追加の情報を眺める。所属はネクタールの理化学研究所。つまり教授になってから数年足らずでその職を辞し、ネクタールに移籍していることになる。監察医務院が肌に合わなかったにしては、少しばかりそれは不自然で。やはり内外から何かの圧力があったと見るべきであろうか。対象に接触しないことには何とも言えないが、黒髪の男は食えない笑みを浮かべながら、青年の思案顔を眺めていた。
「元教授は若すぎやしないかい?この年齢。

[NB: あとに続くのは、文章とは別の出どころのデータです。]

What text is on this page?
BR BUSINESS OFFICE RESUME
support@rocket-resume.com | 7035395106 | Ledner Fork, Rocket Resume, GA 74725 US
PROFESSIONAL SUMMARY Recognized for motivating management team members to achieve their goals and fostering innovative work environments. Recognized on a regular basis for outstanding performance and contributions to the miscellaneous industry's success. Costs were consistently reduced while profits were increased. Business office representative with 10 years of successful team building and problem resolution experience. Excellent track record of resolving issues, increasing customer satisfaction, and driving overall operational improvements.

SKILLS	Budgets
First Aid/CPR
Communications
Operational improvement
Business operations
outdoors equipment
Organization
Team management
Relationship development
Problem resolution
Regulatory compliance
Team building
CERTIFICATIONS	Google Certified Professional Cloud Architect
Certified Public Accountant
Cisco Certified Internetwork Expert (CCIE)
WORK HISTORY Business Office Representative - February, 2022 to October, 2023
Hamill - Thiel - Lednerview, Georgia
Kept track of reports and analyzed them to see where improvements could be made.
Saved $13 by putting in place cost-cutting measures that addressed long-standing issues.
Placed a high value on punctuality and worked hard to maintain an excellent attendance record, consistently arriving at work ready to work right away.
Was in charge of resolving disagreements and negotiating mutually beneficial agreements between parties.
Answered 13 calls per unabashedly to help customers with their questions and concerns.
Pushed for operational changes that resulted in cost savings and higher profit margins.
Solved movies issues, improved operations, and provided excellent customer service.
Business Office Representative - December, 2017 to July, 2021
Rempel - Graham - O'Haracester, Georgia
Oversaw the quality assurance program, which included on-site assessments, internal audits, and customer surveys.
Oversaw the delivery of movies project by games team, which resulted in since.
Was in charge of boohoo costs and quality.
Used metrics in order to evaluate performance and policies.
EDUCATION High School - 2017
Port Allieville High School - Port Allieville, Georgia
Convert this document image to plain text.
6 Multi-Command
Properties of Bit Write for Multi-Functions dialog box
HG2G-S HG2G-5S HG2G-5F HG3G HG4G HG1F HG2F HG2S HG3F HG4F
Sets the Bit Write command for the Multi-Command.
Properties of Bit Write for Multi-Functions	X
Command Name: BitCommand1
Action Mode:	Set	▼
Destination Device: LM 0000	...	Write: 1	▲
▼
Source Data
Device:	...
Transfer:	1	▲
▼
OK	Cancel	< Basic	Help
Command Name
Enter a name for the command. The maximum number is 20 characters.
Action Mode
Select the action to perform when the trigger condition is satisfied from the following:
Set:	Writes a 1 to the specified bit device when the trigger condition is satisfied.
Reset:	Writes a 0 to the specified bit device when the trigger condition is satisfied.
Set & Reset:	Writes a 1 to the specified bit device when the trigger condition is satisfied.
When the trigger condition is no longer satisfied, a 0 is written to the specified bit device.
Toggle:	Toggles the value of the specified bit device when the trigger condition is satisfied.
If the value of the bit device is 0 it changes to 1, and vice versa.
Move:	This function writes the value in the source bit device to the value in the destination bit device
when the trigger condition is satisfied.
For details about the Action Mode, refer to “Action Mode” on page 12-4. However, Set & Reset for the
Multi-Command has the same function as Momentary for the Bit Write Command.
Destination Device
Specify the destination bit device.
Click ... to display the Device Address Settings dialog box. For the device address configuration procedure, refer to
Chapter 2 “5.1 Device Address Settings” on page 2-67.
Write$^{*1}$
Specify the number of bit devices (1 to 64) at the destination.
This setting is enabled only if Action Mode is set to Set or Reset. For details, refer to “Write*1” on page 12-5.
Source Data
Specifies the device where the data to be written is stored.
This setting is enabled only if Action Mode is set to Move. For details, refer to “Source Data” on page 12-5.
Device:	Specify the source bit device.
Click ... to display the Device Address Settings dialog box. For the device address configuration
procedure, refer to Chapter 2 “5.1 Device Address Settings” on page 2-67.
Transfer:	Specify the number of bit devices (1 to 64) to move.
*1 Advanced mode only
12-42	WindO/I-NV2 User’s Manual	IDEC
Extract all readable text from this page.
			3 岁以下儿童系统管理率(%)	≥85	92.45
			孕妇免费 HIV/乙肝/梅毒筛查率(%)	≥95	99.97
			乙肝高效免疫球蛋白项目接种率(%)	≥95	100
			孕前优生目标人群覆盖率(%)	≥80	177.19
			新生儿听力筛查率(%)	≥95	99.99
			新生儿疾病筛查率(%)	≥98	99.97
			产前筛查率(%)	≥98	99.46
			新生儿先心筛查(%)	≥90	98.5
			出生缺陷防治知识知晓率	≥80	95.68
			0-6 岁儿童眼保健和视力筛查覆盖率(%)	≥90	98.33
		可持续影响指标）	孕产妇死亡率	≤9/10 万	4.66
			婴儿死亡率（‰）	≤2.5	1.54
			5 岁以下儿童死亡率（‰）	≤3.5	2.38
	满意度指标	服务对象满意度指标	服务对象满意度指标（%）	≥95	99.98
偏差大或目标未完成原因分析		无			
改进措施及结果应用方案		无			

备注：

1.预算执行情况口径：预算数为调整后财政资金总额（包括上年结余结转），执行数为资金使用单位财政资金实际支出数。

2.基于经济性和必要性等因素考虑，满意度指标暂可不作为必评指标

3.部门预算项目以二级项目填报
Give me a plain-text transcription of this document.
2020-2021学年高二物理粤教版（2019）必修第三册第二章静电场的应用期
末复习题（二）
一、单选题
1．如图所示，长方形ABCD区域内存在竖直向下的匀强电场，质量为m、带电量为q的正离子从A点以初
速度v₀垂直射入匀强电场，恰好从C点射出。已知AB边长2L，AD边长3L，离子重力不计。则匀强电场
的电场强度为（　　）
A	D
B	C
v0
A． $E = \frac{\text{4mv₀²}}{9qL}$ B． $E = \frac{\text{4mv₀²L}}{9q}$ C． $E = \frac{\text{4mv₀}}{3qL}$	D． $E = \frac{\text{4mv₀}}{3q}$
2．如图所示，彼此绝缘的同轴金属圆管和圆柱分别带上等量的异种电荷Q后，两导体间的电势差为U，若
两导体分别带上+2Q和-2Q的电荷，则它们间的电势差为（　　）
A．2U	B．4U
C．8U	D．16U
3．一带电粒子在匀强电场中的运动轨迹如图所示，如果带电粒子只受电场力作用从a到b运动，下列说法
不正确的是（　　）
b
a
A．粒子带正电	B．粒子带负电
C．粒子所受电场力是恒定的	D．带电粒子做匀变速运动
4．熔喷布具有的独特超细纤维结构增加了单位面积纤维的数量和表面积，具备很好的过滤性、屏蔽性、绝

天才だとしても、だ」
「その辺何が絡んでんのかは依頼に入っちゃいねぇだろ?佐藤の旦那」
「……そうだな。当面は彼を当てにするしかない。……依頼は継続してくれ」
自分が求める真実の欠片を、果たしてこの男――天羽恢悧は握っているのだろうか。
青年はその疲れ切った顔を伏せて、事務所を後にしたのだった。
「毎度ありぃ。――本当に懲りないもんだな、ヒトってのは」
重く閉まった扉の向こう、黒髪の男の薄い唇から漏らされた言葉を、聞く暇もなく。